Neutrinos and quantum fields in the Universe

A core-collapse supernova (CCSN) serves as nature’s own laboratory. In this talk, I will discuss how neutrinos from various phases of a CCSN can be used to gain insights and understanding in the broader context. I will focus on my work on localizing a progenitor prior to collapse using pre-supernova neutrinos. Hours before a nearby star, like Betelgeuse, becomes a supernova, a modern neutrino detector will record $\sim 200$ neutrino inverse beta decay interactions.
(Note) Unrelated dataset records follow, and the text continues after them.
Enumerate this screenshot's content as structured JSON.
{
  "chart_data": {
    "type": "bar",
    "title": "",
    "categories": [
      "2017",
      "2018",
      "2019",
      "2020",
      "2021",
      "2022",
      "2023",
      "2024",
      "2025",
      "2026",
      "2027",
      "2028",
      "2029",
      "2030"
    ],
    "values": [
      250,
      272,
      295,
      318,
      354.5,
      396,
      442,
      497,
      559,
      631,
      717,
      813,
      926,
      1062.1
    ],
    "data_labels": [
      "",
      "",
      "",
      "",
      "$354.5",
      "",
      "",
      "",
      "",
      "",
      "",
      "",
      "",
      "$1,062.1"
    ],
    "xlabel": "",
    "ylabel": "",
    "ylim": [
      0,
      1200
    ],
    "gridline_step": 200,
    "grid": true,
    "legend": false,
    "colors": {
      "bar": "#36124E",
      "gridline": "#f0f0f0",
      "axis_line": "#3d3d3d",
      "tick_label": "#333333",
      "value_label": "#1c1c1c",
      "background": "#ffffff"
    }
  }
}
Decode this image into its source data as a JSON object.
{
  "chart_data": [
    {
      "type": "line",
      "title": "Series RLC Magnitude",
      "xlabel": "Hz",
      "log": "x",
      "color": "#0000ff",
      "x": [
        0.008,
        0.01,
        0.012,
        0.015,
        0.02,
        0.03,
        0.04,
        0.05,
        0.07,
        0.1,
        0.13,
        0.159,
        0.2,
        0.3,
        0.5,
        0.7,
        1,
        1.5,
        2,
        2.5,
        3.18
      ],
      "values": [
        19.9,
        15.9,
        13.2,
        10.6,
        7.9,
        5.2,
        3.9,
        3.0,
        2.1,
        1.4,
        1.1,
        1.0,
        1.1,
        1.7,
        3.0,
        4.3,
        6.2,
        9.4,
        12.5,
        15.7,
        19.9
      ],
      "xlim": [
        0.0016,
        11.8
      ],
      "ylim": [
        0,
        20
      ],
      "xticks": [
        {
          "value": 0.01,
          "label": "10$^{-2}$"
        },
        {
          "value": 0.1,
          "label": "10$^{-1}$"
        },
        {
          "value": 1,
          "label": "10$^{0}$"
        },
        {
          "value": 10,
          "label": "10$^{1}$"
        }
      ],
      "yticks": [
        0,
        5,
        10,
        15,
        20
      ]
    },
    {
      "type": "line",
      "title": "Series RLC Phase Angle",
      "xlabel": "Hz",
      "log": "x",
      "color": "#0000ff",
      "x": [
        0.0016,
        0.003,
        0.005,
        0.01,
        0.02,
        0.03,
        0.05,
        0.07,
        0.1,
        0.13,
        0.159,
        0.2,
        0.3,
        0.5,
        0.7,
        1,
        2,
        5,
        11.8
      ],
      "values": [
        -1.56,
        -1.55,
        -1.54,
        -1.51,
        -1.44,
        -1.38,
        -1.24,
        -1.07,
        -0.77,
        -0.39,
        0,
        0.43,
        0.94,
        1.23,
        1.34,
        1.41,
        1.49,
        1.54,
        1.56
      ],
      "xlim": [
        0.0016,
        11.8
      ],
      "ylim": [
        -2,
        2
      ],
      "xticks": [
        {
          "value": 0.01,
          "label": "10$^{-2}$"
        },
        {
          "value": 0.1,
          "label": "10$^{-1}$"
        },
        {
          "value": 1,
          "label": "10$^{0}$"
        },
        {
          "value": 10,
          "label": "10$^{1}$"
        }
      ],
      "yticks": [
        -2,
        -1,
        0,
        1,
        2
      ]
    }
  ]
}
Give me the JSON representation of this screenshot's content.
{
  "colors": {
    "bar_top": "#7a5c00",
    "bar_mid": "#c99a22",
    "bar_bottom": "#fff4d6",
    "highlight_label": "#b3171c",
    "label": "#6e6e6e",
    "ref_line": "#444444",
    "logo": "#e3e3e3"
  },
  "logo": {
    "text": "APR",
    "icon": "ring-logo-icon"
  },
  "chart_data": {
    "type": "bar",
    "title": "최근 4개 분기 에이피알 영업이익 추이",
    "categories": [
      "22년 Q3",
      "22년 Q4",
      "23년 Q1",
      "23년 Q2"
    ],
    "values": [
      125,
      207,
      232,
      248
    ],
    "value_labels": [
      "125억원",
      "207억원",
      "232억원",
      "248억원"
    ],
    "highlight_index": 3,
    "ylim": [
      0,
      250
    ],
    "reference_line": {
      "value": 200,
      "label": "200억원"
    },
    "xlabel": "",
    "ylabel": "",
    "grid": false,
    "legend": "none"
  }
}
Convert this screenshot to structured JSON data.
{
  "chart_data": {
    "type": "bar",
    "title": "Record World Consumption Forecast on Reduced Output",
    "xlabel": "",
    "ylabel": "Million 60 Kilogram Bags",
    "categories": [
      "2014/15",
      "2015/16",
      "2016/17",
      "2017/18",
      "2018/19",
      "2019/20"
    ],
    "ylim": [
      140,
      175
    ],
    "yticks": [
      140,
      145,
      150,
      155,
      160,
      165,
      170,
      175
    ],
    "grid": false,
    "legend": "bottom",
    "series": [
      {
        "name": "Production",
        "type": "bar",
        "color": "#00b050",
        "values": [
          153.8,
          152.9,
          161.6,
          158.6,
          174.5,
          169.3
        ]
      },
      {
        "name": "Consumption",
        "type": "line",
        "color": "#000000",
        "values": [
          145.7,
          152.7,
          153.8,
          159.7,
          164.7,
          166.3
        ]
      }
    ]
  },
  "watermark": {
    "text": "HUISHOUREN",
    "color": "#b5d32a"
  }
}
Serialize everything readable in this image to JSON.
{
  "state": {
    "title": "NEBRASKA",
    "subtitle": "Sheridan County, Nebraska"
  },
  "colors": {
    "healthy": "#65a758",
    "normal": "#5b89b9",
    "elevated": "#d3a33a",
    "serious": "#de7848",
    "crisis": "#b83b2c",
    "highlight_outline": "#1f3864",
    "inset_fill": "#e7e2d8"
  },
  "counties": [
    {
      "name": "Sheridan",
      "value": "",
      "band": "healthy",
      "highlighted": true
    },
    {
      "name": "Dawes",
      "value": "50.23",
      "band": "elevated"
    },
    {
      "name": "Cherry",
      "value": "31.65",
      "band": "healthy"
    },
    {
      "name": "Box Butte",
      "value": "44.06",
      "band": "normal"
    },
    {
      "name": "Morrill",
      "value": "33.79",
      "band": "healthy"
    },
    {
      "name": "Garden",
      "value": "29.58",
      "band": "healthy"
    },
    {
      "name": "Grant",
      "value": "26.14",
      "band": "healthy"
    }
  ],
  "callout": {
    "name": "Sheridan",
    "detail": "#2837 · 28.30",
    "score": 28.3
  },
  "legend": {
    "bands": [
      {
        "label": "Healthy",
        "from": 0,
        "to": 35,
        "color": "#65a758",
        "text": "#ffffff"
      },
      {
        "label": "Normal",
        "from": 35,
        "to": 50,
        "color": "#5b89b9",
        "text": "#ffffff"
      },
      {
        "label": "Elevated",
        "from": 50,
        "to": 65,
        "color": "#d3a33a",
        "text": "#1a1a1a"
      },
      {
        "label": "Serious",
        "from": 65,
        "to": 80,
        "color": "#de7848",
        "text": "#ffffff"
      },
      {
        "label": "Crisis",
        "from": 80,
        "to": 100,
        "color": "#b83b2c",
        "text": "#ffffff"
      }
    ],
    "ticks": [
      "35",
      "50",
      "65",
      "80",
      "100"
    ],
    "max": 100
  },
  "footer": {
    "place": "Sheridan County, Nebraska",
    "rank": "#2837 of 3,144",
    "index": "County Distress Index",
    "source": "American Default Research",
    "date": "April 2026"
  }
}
Their topology can give the direction to the star with an error of $\sim 60^\circ$. This allows to narrow the list of potential stellar candidates to less than ten, thus facilitating astronomy searches and act as an early-warning system. Next, I will talk about my work in multi-messenger astronomy which involves combining supernova neutrino observations with gravitational wave (GW) observations. When a burst of neutrinos from a CCSN passes by the Earth, it causes a permanent change in the local space-time metric, called the gravitational memory. Long considered unobservable, this effect will be detectable in the near future, for a galactic supernova, at deci-Hertz GW interferometers. I will discuss the physics potential of these next generation GW detectors like DECIGO and BBO to observe the neutrino memory effect in the context of multimessenger astronomy and for tests of gravity.